Polo Ralph Lauren Corp. (RL) Tuesday posted a higher-than-expected quarterly profit on strong European demand for its clothing, but shares fell as it cut its full-year forecast.

It said fiscal third-quarter earnings rose 21 percent, beating Wall Street forecasts.

But the company, which sells clothing and accessories to department stores and operates its own specialty stores, cut its full-year outlook, citing costs from buying back the Polo Jeans business and closing its Club Monaco outlet stores.

Shares slipped to $55.62 in early trading, from their $57.47 close.

The New York-based company posted net income of $90.7 million, or 84 cents per share, compared with $75 million, or 72 cents per share, for the year-ago quarter.

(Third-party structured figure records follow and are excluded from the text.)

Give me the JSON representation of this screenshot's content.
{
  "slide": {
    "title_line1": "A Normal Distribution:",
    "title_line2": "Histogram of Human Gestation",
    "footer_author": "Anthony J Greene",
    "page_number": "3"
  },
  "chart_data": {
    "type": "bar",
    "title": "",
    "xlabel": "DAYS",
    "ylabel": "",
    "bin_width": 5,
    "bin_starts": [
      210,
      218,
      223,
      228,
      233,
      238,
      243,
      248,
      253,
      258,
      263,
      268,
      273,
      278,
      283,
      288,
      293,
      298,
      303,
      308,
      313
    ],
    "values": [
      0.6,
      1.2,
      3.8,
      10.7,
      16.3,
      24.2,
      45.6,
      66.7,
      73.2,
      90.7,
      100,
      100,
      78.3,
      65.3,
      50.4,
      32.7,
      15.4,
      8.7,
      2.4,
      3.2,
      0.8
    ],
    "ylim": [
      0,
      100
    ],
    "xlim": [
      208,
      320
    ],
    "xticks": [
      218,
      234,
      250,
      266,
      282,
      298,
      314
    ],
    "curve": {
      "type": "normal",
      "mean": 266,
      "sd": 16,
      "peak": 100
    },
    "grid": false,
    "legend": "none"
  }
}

Analysts surveyed by Reuters Estimates had expected Polo Ralph Lauren to earn a net profit of 74 cents per share and a profit after accounting for one-time items of 77 cents per share.

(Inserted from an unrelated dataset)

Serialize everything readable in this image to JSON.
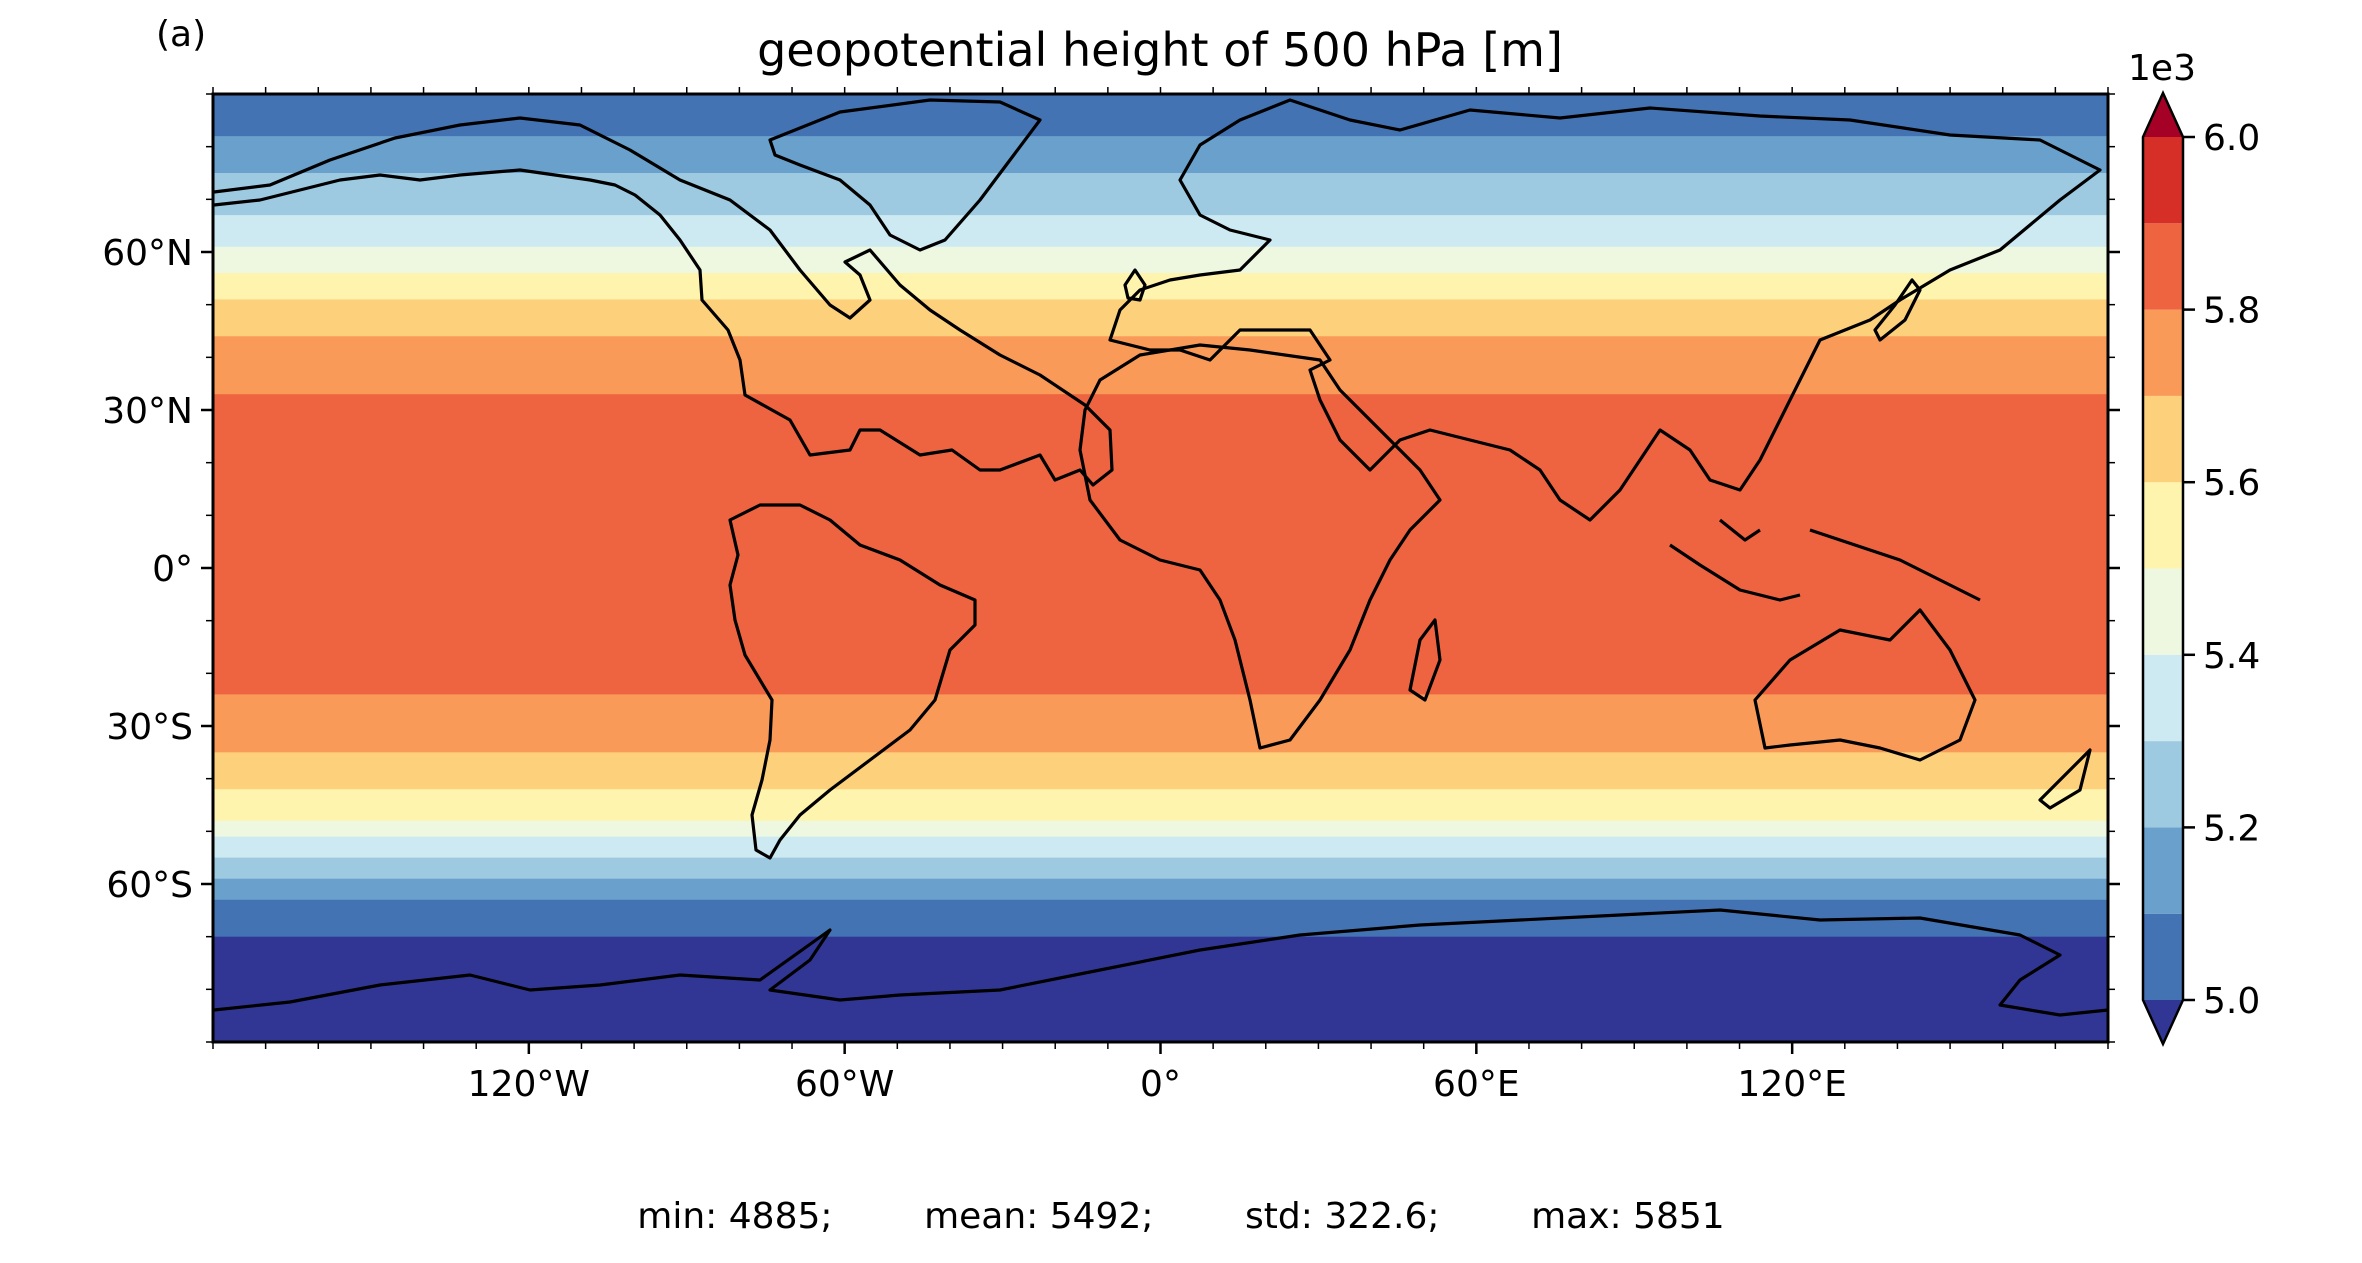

Revenues rose 10 percent to $995.5 million, higher than the $963.2 million Wall Street had been expecting. Comparable store sales increased 7.4 percent.

For the 2006 fiscal year, ended March, the company said it expects earnings per share of $2.80 to $2.85, as opposed to the $2.85 to $2.92 per share it forecast earlier, as it accounts for buying back Polo Jeans from Jones Apparel Group Inc. and closes eight Caban home stores and all five Club Monaco outlets.

Wall Street had been looking for 2006 net earnings of $2.88.

The company also forecast fiscal 2007 earnings below Wall Street's consensus estimates to account for its Polo Jeans acquisition. Polo Ralph Lauren said it expected full-year earnings of $3.00 to $3.10 per share, including costs related to stock compensation of about 15 cents per share. Excluding those expenses, the company forecast earnings of $3.15 to $3.25 per share.

Analysts were expecting net earnings of $3.23 per share.